Falun Gong combines meditation exercises and moral teachings based on the principles of truthfulness, compassion, and forbearance. It was brought to the public in 1992, and an estimated 70-100 million persons in China practised Falun Gong by 1999.

Some of those present vividly remembered the day Falun Gong was banned.

Mrs Zhou, a research assistant, now a refugee in the UK was in Beijing at the time. “A few of us from our practice site went to central Beijing to make an appeal” she said.

“We had heard that in the night of the 19th July, some practitioners were arrested. At that point the government had not made an announcement about banning Falun Gong. In the evening, on the TV, it was broadcast that the government had banned Falun Gong.”

“We went to the Beijing city appeal office but we were arrested there and sent to the Beijing stadium. Quite a few Beijing stadiums had been filled with arrested practitioners. I couldn’t tell how many. At least 10,000 were kept in the stadium we stayed in.”

She was subsequently arrested 3 times, her phone was tapped and she was monitored my the authorities even at her work.

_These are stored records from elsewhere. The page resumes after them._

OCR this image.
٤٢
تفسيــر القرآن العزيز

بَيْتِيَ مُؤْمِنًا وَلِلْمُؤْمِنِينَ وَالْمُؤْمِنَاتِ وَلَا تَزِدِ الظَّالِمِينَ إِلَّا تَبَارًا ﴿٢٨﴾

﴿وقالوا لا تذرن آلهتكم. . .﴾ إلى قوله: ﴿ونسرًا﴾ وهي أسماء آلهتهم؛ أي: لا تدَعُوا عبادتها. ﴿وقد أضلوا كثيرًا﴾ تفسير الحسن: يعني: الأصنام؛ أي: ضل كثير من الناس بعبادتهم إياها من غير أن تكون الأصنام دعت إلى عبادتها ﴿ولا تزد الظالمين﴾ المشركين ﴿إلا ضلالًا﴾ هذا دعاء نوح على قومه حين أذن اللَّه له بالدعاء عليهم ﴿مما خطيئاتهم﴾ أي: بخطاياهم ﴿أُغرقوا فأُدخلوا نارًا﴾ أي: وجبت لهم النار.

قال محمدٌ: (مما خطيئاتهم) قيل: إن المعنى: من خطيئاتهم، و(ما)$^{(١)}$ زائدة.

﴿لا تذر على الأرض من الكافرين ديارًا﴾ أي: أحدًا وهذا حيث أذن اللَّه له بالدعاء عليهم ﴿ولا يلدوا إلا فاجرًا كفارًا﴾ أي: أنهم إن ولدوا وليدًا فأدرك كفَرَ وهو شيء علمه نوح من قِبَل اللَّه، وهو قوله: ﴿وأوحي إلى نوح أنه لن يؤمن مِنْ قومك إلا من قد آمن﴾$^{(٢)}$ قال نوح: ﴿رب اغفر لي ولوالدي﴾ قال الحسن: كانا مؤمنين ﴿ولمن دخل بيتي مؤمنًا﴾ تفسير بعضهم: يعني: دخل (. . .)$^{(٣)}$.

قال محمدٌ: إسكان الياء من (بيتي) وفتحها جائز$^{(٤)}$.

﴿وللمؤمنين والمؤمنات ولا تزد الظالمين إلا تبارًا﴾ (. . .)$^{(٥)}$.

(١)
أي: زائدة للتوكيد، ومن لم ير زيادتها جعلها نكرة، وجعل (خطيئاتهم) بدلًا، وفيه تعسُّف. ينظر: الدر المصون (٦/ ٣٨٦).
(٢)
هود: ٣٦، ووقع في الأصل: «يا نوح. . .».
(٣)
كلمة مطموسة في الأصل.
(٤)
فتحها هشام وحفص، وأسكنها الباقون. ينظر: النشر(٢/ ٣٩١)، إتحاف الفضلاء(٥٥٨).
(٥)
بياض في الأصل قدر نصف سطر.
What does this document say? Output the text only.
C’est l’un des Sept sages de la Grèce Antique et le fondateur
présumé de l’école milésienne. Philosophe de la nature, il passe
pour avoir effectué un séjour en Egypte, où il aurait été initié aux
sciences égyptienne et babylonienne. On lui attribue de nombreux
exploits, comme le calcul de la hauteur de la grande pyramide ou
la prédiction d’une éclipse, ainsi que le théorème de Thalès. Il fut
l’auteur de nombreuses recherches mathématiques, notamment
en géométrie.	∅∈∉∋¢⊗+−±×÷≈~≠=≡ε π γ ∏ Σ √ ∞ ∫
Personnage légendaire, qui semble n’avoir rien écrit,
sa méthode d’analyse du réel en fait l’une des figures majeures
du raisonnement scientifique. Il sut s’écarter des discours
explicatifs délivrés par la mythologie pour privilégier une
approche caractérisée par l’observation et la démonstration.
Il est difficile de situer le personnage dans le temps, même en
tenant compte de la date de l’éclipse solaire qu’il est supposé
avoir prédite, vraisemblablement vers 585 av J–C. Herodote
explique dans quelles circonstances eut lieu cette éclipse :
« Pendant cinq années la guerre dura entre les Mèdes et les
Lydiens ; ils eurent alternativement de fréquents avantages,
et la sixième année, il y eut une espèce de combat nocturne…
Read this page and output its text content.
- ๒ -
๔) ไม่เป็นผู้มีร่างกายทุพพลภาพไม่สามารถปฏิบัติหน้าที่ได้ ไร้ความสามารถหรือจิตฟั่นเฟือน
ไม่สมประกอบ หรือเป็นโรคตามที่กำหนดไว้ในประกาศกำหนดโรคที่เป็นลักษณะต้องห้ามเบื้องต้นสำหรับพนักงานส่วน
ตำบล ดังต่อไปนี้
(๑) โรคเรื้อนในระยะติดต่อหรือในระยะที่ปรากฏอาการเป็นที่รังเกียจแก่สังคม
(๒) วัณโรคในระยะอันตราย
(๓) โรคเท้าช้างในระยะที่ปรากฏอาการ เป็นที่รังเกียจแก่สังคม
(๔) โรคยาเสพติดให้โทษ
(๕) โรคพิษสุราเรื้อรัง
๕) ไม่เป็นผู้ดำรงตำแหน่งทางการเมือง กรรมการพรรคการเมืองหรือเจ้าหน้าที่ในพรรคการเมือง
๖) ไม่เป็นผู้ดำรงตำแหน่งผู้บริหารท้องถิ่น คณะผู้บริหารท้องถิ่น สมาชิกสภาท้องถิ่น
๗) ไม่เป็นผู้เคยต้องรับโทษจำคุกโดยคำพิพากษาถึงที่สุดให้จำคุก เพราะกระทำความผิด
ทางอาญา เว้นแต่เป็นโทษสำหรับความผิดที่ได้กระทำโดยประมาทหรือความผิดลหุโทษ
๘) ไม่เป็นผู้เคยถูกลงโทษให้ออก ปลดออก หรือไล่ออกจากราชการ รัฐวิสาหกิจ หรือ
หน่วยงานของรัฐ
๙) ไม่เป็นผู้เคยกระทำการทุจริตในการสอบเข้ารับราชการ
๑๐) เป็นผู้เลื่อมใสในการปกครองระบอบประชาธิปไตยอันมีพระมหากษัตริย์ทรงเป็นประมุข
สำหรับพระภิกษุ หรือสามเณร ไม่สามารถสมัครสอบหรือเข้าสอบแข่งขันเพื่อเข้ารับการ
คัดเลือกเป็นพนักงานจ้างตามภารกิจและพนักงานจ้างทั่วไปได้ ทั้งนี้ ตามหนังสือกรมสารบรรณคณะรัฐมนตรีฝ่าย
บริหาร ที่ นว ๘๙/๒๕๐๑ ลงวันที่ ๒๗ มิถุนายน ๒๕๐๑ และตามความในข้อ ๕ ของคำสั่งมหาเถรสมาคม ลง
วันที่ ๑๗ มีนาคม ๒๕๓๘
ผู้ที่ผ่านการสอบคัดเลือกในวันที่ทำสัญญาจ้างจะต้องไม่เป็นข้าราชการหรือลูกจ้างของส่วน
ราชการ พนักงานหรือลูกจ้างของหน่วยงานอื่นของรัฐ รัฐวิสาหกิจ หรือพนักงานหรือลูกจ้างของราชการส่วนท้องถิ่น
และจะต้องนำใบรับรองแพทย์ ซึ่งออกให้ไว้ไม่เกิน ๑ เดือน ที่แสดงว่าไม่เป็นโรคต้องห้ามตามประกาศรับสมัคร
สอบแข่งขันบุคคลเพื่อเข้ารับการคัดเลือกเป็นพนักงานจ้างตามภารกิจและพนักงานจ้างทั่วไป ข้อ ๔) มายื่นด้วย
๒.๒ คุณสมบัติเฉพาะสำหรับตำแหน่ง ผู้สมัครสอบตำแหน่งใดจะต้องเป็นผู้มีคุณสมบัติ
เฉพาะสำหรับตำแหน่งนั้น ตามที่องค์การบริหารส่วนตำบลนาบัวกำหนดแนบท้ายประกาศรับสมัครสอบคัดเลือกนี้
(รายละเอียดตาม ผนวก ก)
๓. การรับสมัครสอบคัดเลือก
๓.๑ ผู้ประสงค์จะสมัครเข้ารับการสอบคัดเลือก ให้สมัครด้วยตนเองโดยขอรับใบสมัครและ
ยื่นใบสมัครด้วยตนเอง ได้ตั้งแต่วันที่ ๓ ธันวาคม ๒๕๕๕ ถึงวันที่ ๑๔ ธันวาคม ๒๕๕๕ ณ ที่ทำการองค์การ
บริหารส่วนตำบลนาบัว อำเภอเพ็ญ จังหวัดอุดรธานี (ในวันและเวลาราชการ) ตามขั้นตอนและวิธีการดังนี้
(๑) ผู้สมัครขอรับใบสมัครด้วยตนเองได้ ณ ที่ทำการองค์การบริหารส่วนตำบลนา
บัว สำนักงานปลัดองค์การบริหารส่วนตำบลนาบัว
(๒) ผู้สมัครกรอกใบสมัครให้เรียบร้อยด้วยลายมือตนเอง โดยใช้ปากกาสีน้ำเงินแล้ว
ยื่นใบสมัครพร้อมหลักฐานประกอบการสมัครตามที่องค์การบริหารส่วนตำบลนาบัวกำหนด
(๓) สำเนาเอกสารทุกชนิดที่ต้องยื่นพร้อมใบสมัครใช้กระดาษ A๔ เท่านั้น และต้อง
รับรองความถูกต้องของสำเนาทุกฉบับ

“The 610 office in the research institute talked to me every week and reminded me not to go to Tiananmen Square to make an appeal and not to distribute any material. They also tried to force me to write a statement to denounce Falun Gong. I refused to write it but they forced my husband to write it on my behalf.”

On sensitive dates, where many arrests were taking place, she stayed away from home for fear of being arrested. She said, “Since 1999 I only spent one Chinese New Year day at home and even on that day I was arrested. About 30 practitioners I know were forced to leave home to live in hiding to avoid being sent to the brainwashing centre and to avoid being arrested.”

Belle Cheng, now a graphic designer in London, was still at school when Falun Gong was banned. After 1999 she lived under virtual house arrest at home and at boarding school, constantly monitored by her parents and teachers but she still didn’t give up her belief.

“I was still a teenager at that time. I didn’t know what to do. I didn’t know why my parents helped them to ask me to give up my belief. My teachers went to my home in the summer holidays and asked my parents to force me to give up my belief. They wrote something and forced me to sign it. The pressure was unimaginable. “

Among the western Falun Gong practitioners present was Edward Stephen, 30, a PA from London. He said “This is a massive issue for the whole world because the persecution continues in silence to this day.”